En l’espèce, le demandeur avait un visa d’étudiant et il avait aussi présenté une demande de résidence permanente. Il est clair que ce n’est que le jour où il a perdu le soutien financier qu’il recevait de sa famille au Népal qu’il a craint de devoir retourner dans son pays puisqu’il ne pouvait plus payer ses études. Il y a manifestement un parallèle direct à faire avec le marin travaillant sur le navire, qui finalement reçoit son congé et n’a d’autre endroit où aller que chez lui [voir l’arrêt Hue c Canada (Ministre de l’Emploi et de l’Immigration), [1988] ACF no 283 (CAF)]. Tous deux avaient quitté leur pays par crainte de la persécution et avaient trouvé un endroit sûr où demeurer et travailler, de telle sorte qu’ils ne ressentaient pas le besoin de demander le statut de réfugié puisqu’ils étaient en sécurité pour le moment. Soudainement, tous deux se sont rendu compte qu’ils devaient se préparer à retourner dans leur pays, en raison de circonstances sur lesquelles ils n’avaient aucune prise, et ils ont immédiatement produit une revendication.

[21] Le demandeur n’a pas demandé l’asile à son arrivée au Canada en février 2019 parce qu’il était muni d’un visa de visiteur valide et qu’il ne risquait pas immédiatement d’être renvoyé. Il ne se considérait pas non plus comme étant à risque d’être renvoyé des É.‑U., jusqu’à ce qu’un agent de l’ASFC lui ait laissé entendre le contraire.
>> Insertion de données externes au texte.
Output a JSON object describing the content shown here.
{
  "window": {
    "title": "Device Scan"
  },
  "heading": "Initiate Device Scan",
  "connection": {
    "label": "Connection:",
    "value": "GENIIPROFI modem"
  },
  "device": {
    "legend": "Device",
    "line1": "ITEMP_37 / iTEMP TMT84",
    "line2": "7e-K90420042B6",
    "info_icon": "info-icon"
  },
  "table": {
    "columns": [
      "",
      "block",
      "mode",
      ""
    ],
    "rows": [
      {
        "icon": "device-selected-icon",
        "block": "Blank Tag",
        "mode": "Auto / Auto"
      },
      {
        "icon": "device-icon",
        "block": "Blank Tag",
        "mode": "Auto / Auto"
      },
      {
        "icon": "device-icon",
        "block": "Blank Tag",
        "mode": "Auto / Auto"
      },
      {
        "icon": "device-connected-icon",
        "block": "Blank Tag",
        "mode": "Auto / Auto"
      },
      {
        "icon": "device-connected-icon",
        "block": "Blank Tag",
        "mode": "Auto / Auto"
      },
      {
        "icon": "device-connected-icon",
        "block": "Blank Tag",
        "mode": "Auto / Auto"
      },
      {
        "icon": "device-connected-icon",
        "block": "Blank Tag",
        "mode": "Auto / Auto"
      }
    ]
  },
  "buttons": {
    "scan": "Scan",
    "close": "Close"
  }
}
La SPR a rejeté à tort l’explication du demandeur quant aux raisons pour lesquelles il n’avait pas demandé l’asile plus tôt.

[22] Le demandeur a été interviewé à deux occasions au point d’entrée canadien : le 28 décembre 2019 et le 2 janvier 2020. Les entrevues ont été réalisées par le même agent de l’ASFC, qui a consigné des notes dans le Système mondial de gestion des cas [le SMGC].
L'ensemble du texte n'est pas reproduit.